The other interns scattered throughout the company were also predominantly male. The architecture of the office was pretty open, so I couldn’t help but overhear what the male intern in the group next to mine was enduring. 50 McNugget challenge. Hot wings contest. Being sent on foot for miles and miles to pick up the best ribs in the city. The stories are endless. The managers who had male interns would organize these events to have their interns compete. I, along with the other female interns, was never invited. At first I was relieved that I got to peacefully sit at my desk and focus on my Excel spreadsheet instead of being treated like a fraternity pledge member. But gradually, and ironically, I became a bit annoyed at just how well I was being treated. My boss would make remarks to me with the general sentiment of you’re lucky I’m so nice to you, and the underlying implication of these sentiments was you’re lucky that you’re a girl, and that’s why I’m so nice to you.

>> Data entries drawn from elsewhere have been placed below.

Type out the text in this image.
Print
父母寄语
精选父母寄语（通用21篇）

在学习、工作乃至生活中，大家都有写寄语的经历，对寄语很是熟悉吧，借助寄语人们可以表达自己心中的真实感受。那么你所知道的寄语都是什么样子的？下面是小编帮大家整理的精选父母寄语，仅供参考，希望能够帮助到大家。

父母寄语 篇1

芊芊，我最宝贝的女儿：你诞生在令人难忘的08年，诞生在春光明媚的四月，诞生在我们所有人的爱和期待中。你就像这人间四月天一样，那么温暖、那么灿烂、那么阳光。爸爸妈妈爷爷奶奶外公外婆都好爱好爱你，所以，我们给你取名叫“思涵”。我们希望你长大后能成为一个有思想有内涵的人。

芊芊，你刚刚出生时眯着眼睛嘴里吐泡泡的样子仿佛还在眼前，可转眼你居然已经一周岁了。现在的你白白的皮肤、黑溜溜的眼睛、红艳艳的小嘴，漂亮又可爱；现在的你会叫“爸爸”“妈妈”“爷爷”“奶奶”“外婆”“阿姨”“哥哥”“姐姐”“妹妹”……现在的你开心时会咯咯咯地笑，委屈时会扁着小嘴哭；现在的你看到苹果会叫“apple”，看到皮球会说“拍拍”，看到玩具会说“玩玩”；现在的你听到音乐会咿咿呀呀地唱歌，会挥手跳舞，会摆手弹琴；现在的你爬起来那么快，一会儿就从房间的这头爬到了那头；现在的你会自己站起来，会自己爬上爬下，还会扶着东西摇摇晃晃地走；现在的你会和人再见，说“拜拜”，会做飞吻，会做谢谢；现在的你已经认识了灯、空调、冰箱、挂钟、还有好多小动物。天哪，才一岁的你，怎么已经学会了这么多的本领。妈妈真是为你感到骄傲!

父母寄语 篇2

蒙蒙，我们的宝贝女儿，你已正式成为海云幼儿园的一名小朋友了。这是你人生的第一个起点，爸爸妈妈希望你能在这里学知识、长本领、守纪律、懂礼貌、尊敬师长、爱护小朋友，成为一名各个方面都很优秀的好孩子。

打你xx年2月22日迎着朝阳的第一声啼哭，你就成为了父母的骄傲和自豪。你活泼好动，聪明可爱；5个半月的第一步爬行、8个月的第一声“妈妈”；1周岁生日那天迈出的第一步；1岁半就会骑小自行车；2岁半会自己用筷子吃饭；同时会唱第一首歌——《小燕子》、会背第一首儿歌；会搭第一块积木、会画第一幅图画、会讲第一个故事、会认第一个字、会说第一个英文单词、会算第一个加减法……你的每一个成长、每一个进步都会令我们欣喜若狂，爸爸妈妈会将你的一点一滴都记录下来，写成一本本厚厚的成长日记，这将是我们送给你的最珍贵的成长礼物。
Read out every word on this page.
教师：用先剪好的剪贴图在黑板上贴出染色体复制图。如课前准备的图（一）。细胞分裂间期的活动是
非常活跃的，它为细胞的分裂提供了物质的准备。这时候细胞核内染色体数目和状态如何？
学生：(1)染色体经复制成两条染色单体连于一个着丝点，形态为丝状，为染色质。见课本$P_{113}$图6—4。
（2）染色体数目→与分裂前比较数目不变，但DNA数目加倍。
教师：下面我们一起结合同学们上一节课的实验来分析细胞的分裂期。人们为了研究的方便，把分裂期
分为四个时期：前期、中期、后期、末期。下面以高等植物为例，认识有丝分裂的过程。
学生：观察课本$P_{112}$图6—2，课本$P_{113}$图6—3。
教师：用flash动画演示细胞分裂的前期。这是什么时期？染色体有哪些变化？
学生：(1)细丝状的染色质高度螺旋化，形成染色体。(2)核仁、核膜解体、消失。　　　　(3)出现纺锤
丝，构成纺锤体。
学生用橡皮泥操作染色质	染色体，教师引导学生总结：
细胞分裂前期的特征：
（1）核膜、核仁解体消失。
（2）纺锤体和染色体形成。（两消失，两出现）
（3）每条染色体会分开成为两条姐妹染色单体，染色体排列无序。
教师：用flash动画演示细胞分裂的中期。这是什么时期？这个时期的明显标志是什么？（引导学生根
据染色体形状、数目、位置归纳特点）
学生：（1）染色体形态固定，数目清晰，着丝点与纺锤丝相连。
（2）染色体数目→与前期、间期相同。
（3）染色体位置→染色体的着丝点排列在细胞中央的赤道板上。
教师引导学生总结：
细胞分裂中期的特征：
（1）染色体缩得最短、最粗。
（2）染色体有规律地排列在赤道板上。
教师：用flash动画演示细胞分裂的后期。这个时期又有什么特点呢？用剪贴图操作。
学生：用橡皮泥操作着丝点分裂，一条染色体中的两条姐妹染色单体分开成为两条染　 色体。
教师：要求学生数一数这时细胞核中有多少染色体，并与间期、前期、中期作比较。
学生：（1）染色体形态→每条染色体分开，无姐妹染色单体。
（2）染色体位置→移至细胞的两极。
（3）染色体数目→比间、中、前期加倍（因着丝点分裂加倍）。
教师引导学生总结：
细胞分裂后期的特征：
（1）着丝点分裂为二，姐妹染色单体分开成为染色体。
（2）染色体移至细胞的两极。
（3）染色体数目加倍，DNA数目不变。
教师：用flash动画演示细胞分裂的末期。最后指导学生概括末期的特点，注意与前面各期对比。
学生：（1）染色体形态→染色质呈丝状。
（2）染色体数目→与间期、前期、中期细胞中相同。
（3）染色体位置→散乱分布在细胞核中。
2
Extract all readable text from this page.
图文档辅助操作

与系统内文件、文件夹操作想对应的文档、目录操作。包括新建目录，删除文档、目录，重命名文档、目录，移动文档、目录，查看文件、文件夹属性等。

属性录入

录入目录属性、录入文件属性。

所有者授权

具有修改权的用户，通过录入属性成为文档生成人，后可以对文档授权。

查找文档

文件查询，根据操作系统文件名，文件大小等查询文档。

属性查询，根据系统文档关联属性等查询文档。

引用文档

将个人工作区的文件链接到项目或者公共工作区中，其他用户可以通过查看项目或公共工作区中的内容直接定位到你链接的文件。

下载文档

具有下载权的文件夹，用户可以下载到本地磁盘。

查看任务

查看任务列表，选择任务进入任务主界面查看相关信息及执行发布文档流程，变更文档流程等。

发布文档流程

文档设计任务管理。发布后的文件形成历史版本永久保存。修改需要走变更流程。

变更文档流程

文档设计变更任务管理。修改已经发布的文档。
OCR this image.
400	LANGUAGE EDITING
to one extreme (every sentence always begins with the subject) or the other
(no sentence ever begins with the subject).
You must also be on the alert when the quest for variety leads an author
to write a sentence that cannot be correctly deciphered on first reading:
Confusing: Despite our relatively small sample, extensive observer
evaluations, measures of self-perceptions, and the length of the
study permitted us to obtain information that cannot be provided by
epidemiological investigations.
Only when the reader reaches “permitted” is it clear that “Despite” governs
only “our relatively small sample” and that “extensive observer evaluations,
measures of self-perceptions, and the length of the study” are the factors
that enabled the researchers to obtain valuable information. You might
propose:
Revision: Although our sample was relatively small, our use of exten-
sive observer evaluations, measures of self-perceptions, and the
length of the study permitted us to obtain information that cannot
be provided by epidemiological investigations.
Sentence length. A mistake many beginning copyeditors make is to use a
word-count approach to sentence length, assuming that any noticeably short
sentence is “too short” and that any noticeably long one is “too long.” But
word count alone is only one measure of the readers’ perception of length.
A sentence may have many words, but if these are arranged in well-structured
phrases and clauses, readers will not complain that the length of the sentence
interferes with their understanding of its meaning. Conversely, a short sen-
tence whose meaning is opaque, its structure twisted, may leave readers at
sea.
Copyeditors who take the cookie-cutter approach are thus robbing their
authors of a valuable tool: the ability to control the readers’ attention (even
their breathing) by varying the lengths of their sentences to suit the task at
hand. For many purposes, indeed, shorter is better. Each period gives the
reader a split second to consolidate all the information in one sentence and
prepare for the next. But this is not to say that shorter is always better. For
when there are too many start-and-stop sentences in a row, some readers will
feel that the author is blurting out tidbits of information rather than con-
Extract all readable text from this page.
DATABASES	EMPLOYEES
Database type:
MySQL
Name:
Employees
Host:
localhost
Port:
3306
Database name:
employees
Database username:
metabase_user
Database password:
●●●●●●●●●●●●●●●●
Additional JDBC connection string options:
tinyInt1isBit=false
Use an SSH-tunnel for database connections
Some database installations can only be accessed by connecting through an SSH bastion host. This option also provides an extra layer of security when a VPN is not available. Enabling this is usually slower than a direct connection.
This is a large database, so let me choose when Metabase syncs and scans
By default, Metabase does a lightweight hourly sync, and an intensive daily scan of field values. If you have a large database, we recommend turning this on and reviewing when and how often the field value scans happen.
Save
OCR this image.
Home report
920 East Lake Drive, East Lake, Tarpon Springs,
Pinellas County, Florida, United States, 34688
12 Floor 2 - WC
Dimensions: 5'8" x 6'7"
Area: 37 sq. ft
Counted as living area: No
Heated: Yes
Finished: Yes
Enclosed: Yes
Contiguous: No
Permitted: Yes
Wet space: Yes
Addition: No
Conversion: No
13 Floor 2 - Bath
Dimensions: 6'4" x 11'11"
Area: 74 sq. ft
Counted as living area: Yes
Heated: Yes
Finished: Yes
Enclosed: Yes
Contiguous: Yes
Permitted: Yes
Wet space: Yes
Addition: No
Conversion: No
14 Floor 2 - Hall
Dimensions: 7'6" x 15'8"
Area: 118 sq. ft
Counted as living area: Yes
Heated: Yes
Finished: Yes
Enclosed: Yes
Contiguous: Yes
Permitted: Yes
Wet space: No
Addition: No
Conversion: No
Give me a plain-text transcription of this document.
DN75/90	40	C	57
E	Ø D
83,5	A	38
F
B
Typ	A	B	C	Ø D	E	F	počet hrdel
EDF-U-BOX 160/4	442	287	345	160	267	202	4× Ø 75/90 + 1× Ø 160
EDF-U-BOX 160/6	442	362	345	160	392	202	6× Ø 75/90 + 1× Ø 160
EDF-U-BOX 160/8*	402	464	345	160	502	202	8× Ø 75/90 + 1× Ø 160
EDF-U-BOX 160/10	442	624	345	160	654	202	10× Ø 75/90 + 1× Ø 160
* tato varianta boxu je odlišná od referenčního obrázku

When a new male hire just out of college was brought into my group, it affirmed the fact that I was being treated as I was because I’m female. Immediately, he was given the nickname of Doogie Howser. He was taunted endlessly and charged with doing ridiculous tasks. He wasn’t even an intern, yet he was being treated like he had to earn his keep, and I was being treated like even the slightest joke or insult would send me crying to HR. Profanities were often exchanged, and my colleagues would stop mid-sentence after noticing that I was in their presence and tell me to put on my “earmuffs.” As if I had never heard any of these words before. As if I was a child.
I am not fragile, yet I was perceived and assumed to be. There is no doubt that women have gained a lot of ground in the workplace, but I think we are still a long way away from being on an equal playing field as men. It is almost like there is a segregation of experience for men and women in the corporate world. Strangely, I felt disrespected by being overly respected. My boss was constantly reaffirming that I was doing a good job and saying thank you to me for work that had Doogie Howser done it, my boss would have no question found something wrong about it just for the sake of calling him out.
It may sound absurd, but I just wanted to be treated how all the other interns were treated. I say – pass me the chicken nuggets. Maybe I couldn’t have eaten all 50 of them, but I would have been given an equal opportunity to at least try. By treating me better, I was viewed differently than the male interns. As if just because I have estrogen, I am weaker and less suited for the fraternity atmosphere they created.
What’s also important to note about all of this is that most of their actions were subconscious. I don’t think that my co-workers actively thought – oh, she’s a girl, she couldn’t possibly do a chicken nugget challenge. I think this is evidence of the fact that generalized views about the distinctions between men and women are so deeply engrained, that individuals don’t even contemplate questioning them. It was inherent that my boss treated me with so much respect – and this is where the problem lies.
One final story to wrap it up. My mother’s company recently hired a new CEO; their first female CEO in history. All of the top level executives met to discuss how they were going to welcome her on her first day. They decided on flowers, and they argued for way too long about just what type of flowers and where the flowers should be placed in her new office. It was only my mother, the only woman in the meeting, who brought up the point that had a male CEO been hired, their banter about flowers would never have occurred in the first place.